The Center At Grande
THE CENTER AT GRANDE in TYLER, TX — inspection on November 16, 2025.
Found 1 citation. Severity: Standard violations.
Health inspections identify deficiencies that facilities must correct within required timeframes. Violations range from minor documentation issues to serious safety concerns and are subject to follow-up verification.
Inspection Findings
During an interview on 11/16/25 at 4:00 p.m. the DON said the one-week post admission labs for CBC, CMP, TSH, and Vit.D. were a mistake made by the staff when entering the order.
During an interview on 11/16/25 at 5:23 p.m. the DON said Resident #1's one week post admission CBC, CMP, TSH, Vit.D labs were not done.
The DON said she was not aware of what [Staff C] did until after [Resident #1] discharged .
The DON said Staff C and LVN D should have told her or the resident's doctor.
The DON said they did not have a system in place to verify labs were done because that was not an issue before, to her knowledge.
The DON said the facility used its own staff to draw blood because everything was in-house and not contracted.
She said Staff C was good, no complaints, and DON trained Staff C had been trained on how to draw laboratory specimens. On 11/21/25 at 12:55 p.m., attempted to interview LVN B, the staff who entered the orders, the telephone number provided by facility was not a working number and no interview was obtained. On a telephone interview was attempted with Staff C, regarding the unsuccessful lab attempts for Resident #1.
Staff C did not answer, and although a message with a call back telephone number was left, the interview was not obtained.
During a telephone interview on 11/21/25 at 12:57 p.m., Resident #1's physician who wrote the order for one-week post-admission laboratory tests said he had not been made aware that the labs ordered were not completed. He said he had not been notified of Staff C's unsuccessful attempts to collect the lab specimen. Resident #1's Physician stated he would have expected Staff C to inform her nurse manager or for the facility to contact him directly, so the matter could have been addressed. He further stated that not doing the lab would never be an option and expressed that he wished he had been notified.

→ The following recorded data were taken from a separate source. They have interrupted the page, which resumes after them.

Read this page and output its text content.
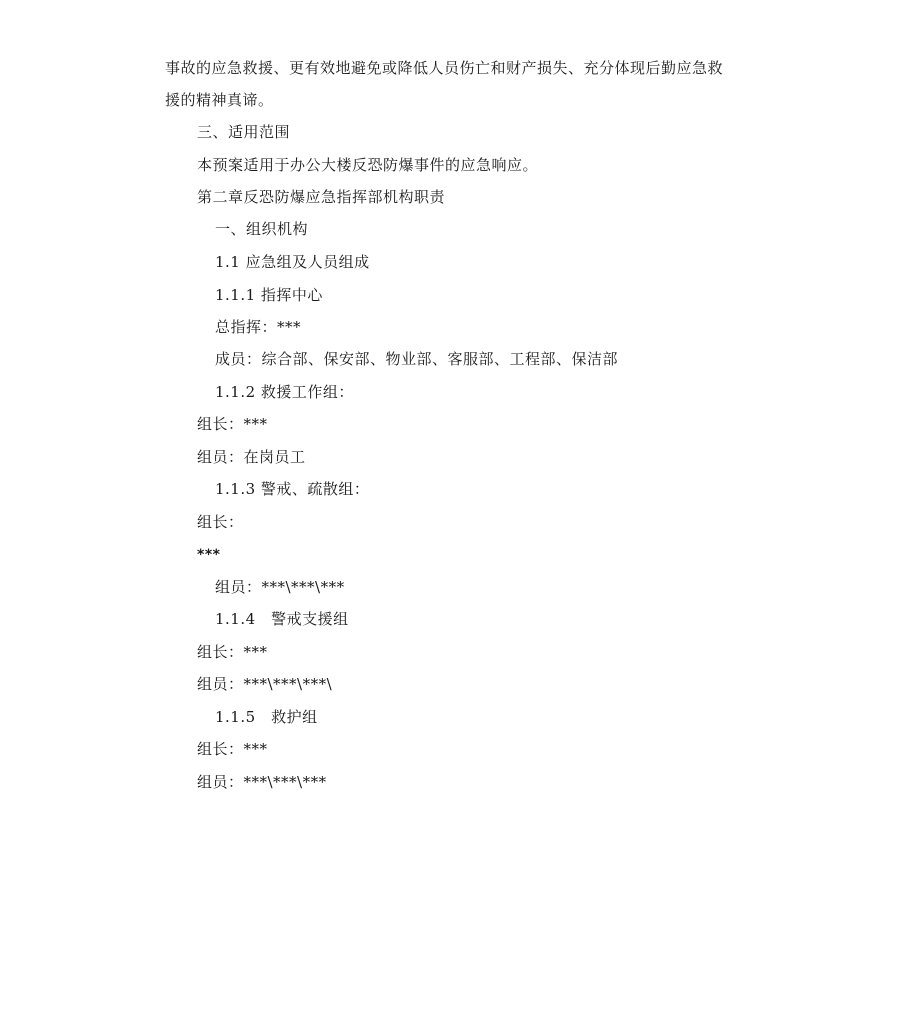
事故的应急救援、更有效地避免或降低人员伤亡和财产损失、充分体现后勤应急救
援的精神真谛。
三、适用范围
本预案适用于办公大楼反恐防爆事件的应急响应。
第二章反恐防爆应急指挥部机构职责
一、组织机构
1.1 应急组及人员组成
1.1.1 指挥中心
总指挥：***
成员：综合部、保安部、物业部、客服部、工程部、保洁部
1.1.2 救援工作组：
组长：***
组员：在岗员工
1.1.3 警戒、疏散组：
组长：
***
组员：***\***\***
1.1.4　警戒支援组
组长：***
组员：***\***\***\
1.1.5　救护组
组长：***
组员：***\***\***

Record review of revised facility laboratory services policy, dated 4/2/24, indicated, The facility stall: 1.
Provide or obtain laboratory services only when ordered by a physician; physician assistant; nurse practitioner or clinical nurse specialist in accordance with State law, including scope of practice laws. 2.Promptly notify the ordering physician, physician assistant, nurse practitioner, or clinical nurse specialist of laboratory results that fall outside of clinical reference ranges in accordance with facility policies and procedures for notification of a practitioner or per the ordering physician's orders.